Governments on both sides of the Atlantic took radical steps to restore confidence in battered financial markets on Thursday, as the United States proposed a taxpayer-funded mopping up of toxic mortgage-related debt and Britain cracked down on short selling of bank stocks. The impact was immediate and dramatic, driving the U.S. stock market up by its biggest percentage gain in six years, powering a rally in the dollar, and pushing oil prices higher, while the gold price slipped. Asian stocks also rallied. U.S. Treasury Secretary Henry Paulson and Federal Reserve Chairman Ben Bernanke plan to work through the weekend with Congress on a plan to deal with toxic bank assets choking the financial system. They met with Congressional leaders on Thursday night but did not talk directly about a fund afterwards."We talked about a comprehensive approach that will require legislation to deal with illiquid assets on financial institutions' balance sheets," Paulson told reporters. According to two Congressional aides, he has been shopping around a plan to create the fund. Rep. Barney Frank, who is chairman of the House Financial Services Committee, said there is concern that establishing a formal entity to buy the assets would take too long. U.S. authorities have already pledged $900 billion to prop up the financial system and housing market.

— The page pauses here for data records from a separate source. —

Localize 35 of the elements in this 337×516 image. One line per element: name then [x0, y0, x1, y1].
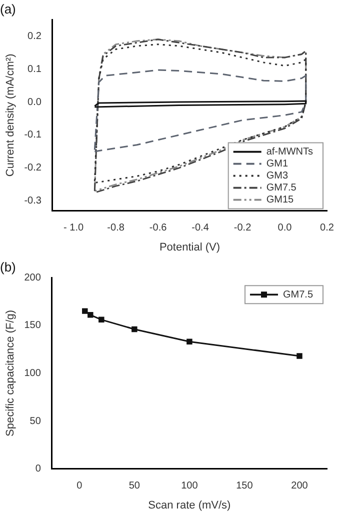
x-tick-label: -0.4 — [192, 222, 210, 234]
x-tick-label: 0.0 — [278, 222, 292, 234]
x-tick-label: -0.2 — [234, 222, 252, 234]
y-tick-label: 100 — [24, 368, 42, 379]
y-axis-title: Specific capacitance (F/g) — [4, 310, 17, 436]
legend-label: GM15 — [266, 194, 294, 206]
legend-label: GM7.5 — [266, 182, 297, 194]
y-tick-label: 0 — [35, 464, 42, 475]
y-tick-label: -0.2 — [24, 162, 42, 174]
x-tick-label: 0 — [76, 480, 83, 492]
chart-title: (a) — [0, 1, 16, 16]
x-tick-label: 100 — [181, 480, 198, 492]
x-tick-label: 50 — [128, 480, 140, 492]
y-tick-label: 0.0 — [28, 96, 42, 108]
x-tick-label: 150 — [236, 480, 254, 492]
x-tick-label: - 1.0 — [64, 222, 84, 234]
y-tick-label: -0.3 — [24, 196, 42, 207]
y-tick-label: 200 — [24, 272, 42, 284]
y-axis-title: Current density (mA/cm²) — [4, 54, 17, 177]
chart-title: (b) — [0, 259, 16, 274]
y-tick-label: -0.1 — [24, 130, 42, 141]
legend-label: GM1 — [266, 158, 288, 170]
x-axis-title: Potential (V) — [159, 241, 220, 254]
x-axis-title: Scan rate (mV/s) — [148, 499, 231, 512]
x-tick-label: 0.2 — [320, 222, 334, 234]
x-tick-label: -0.6 — [149, 222, 168, 234]
y-tick-label: 50 — [30, 416, 42, 427]
x-tick-label: -0.8 — [107, 222, 125, 234]
legend-label: GM7.5 — [282, 289, 314, 300]
y-tick-label: 0.1 — [28, 64, 42, 75]
legend-label: GM3 — [266, 170, 288, 182]
x-tick-label: 200 — [291, 480, 308, 492]
y-tick-label: 0.2 — [28, 30, 42, 42]
legend-label: af-MWNTs — [266, 146, 314, 158]
y-tick-label: 150 — [24, 320, 42, 332]
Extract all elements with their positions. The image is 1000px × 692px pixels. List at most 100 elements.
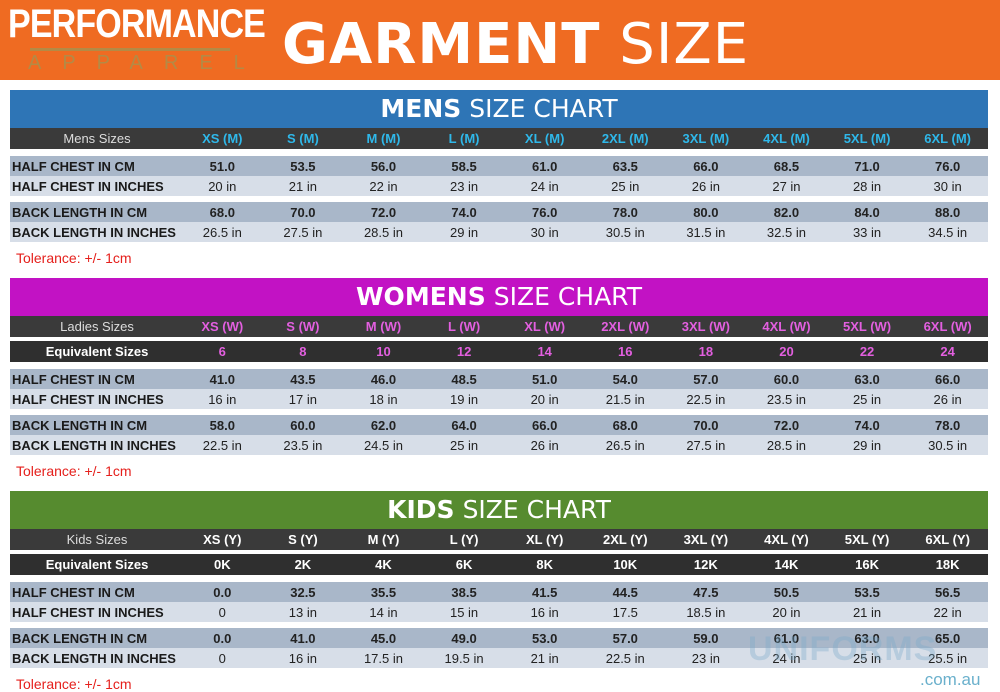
table-cell: 20 in bbox=[772, 604, 801, 620]
table-cell: 62.0 bbox=[370, 417, 397, 433]
equivalent-size: 16 bbox=[618, 344, 633, 359]
table-cell: 72.0 bbox=[370, 204, 397, 220]
table-cell: 71.0 bbox=[854, 158, 880, 174]
womens-banner-bold: WOMENS bbox=[355, 282, 486, 311]
table-cell: 26.5 in bbox=[202, 224, 242, 240]
size-header: S (W) bbox=[286, 319, 320, 334]
row-label: BACK LENGTH IN CM bbox=[12, 630, 148, 646]
table-cell: 16 in bbox=[530, 604, 559, 620]
equivalent-size: 12 bbox=[456, 344, 472, 359]
table-cell: 66.0 bbox=[693, 158, 719, 174]
table-cell: 27 in bbox=[772, 178, 801, 194]
size-header: XL (Y) bbox=[526, 532, 564, 547]
table-cell: 50.5 bbox=[773, 584, 800, 600]
womens-equivalent-row: Equivalent Sizes 6 8 10 12 14 16 18 20 22 24 bbox=[10, 341, 988, 362]
table-cell: 30.5 in bbox=[605, 224, 645, 240]
table-cell: 25.5 in bbox=[928, 650, 968, 666]
table-cell: 25 in bbox=[611, 178, 640, 194]
equivalent-size: 6K bbox=[455, 557, 473, 572]
table-row: HALF CHEST IN INCHES 20 in 21 in 22 in 23 in… bbox=[10, 176, 988, 196]
table-cell: 25 in bbox=[852, 650, 882, 666]
table-cell: 63.5 bbox=[612, 158, 638, 174]
watermark-domain: .com.au bbox=[920, 670, 981, 689]
row-label: HALF CHEST IN CM bbox=[12, 158, 135, 174]
row-label: HALF CHEST IN INCHES bbox=[12, 391, 164, 407]
sizes-label: Mens Sizes bbox=[63, 131, 131, 146]
page-header: PERFORMANCE APPAREL GARMENT SIZE CHARTS. bbox=[0, 0, 1000, 142]
tolerance-note: Tolerance: +/- 1cm bbox=[16, 463, 132, 479]
table-cell: 78.0 bbox=[612, 204, 638, 220]
womens-size-chart: WOMENS SIZE CHART Ladies Sizes XS (W) S (W) M… bbox=[10, 278, 988, 479]
table-cell: 61.0 bbox=[532, 158, 558, 174]
table-cell: 51.0 bbox=[209, 158, 235, 174]
table-cell: 49.0 bbox=[451, 630, 477, 646]
equivalent-size: 4K bbox=[375, 557, 392, 572]
size-header: S (Y) bbox=[288, 532, 318, 547]
table-cell: 32.5 in bbox=[766, 224, 806, 240]
table-cell: 84.0 bbox=[854, 204, 880, 220]
row-spacer bbox=[10, 575, 988, 582]
table-cell: 26.5 in bbox=[605, 437, 645, 453]
table-cell: 58.0 bbox=[209, 417, 235, 433]
table-cell: 24.5 in bbox=[363, 437, 403, 453]
size-header: S (M) bbox=[287, 131, 319, 146]
womens-banner-rest: SIZE CHART bbox=[493, 282, 642, 311]
size-header: L (M) bbox=[448, 131, 480, 146]
equivalent-size: 14 bbox=[537, 344, 552, 359]
size-header: 6XL (M) bbox=[924, 131, 971, 146]
equivalent-size: 6 bbox=[218, 344, 226, 359]
table-cell: 78.0 bbox=[934, 417, 961, 433]
table-cell: 20 in bbox=[208, 178, 237, 194]
table-cell: 28 in bbox=[852, 178, 882, 194]
equivalent-size: 12K bbox=[693, 557, 718, 572]
table-row: BACK LENGTH IN CM 68.0 70.0 72.0 74.0 76.0 78.… bbox=[10, 202, 988, 222]
row-spacer bbox=[10, 362, 988, 369]
brand-subtitle: APPAREL bbox=[28, 52, 266, 74]
row-label: BACK LENGTH IN INCHES bbox=[12, 224, 176, 240]
row-label: BACK LENGTH IN CM bbox=[12, 417, 148, 433]
table-cell: 19.5 in bbox=[444, 650, 484, 666]
size-header: 4XL (W) bbox=[762, 319, 811, 334]
table-cell: 17.5 bbox=[612, 604, 638, 620]
mens-size-chart: MENS SIZE CHART Mens Sizes XS (M) S (M) M (M)… bbox=[10, 90, 988, 266]
equivalent-size: 18 bbox=[698, 344, 714, 359]
table-cell: 38.5 bbox=[451, 584, 477, 600]
table-cell: 23.5 in bbox=[283, 437, 323, 453]
equivalent-size: 24 bbox=[940, 344, 955, 359]
equivalent-size: 22 bbox=[859, 344, 875, 359]
table-cell: 21 in bbox=[530, 650, 559, 666]
table-cell: 16 in bbox=[208, 391, 237, 407]
table-cell: 41.0 bbox=[290, 630, 316, 646]
table-cell: 19 in bbox=[449, 391, 479, 407]
table-cell: 76.0 bbox=[532, 204, 558, 220]
table-cell: 0 bbox=[218, 604, 226, 620]
tolerance-note: Tolerance: +/- 1cm bbox=[16, 676, 132, 692]
size-header: 3XL (W) bbox=[681, 319, 730, 334]
table-cell: 27.5 in bbox=[283, 224, 323, 240]
table-cell: 22 in bbox=[933, 604, 962, 620]
size-header: L (Y) bbox=[449, 532, 479, 547]
kids-size-chart: KIDS SIZE CHART Kids Sizes XS (Y) S (Y) M (Y)… bbox=[10, 491, 988, 692]
table-cell: 21 in bbox=[288, 178, 317, 194]
table-cell: 25 in bbox=[449, 437, 479, 453]
table-cell: 41.5 bbox=[532, 584, 558, 600]
mens-banner-rest: SIZE CHART bbox=[469, 94, 618, 123]
table-cell: 0 bbox=[218, 650, 226, 666]
table-cell: 43.5 bbox=[290, 371, 316, 387]
size-header: XS (Y) bbox=[203, 532, 242, 547]
table-cell: 16 in bbox=[288, 650, 317, 666]
table-cell: 21.5 in bbox=[605, 391, 645, 407]
size-header: XS (W) bbox=[201, 319, 244, 334]
table-cell: 66.0 bbox=[532, 417, 558, 433]
table-row: HALF CHEST IN INCHES 16 in 17 in 18 in 19 in… bbox=[10, 389, 988, 409]
table-cell: 59.0 bbox=[693, 630, 719, 646]
table-cell: 15 in bbox=[449, 604, 479, 620]
equivalent-size: 0K bbox=[213, 557, 231, 572]
table-cell: 30.5 in bbox=[928, 437, 968, 453]
watermark-logo: UNIFORMS bbox=[748, 630, 938, 668]
equivalent-size: 2K bbox=[294, 557, 312, 572]
size-header: 5XL (W) bbox=[842, 319, 892, 334]
table-cell: 30 in bbox=[933, 178, 962, 194]
table-cell: 53.0 bbox=[532, 630, 558, 646]
table-cell: 54.0 bbox=[612, 371, 638, 387]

The UK ban on short selling came after the U.S. Securities and Exchange Commission introduced rules under which short sellers and broker-dealers must deliver stock by the end of business on settlement day, three days after the sale. Morgan Stanley boss John Mack told employees at a town meeting he thought U.S. regulators were starting to understand the systemic risk posed by short sellers. Cuomo put short sellers on notice. "I want the short-sellers to know today that I am watching," he said. In a sign of the growing blame game arising from the crisis, Republican presidential hopeful Sen. John McCain called for the resignation of the SEC's Cox, a fellow Republican.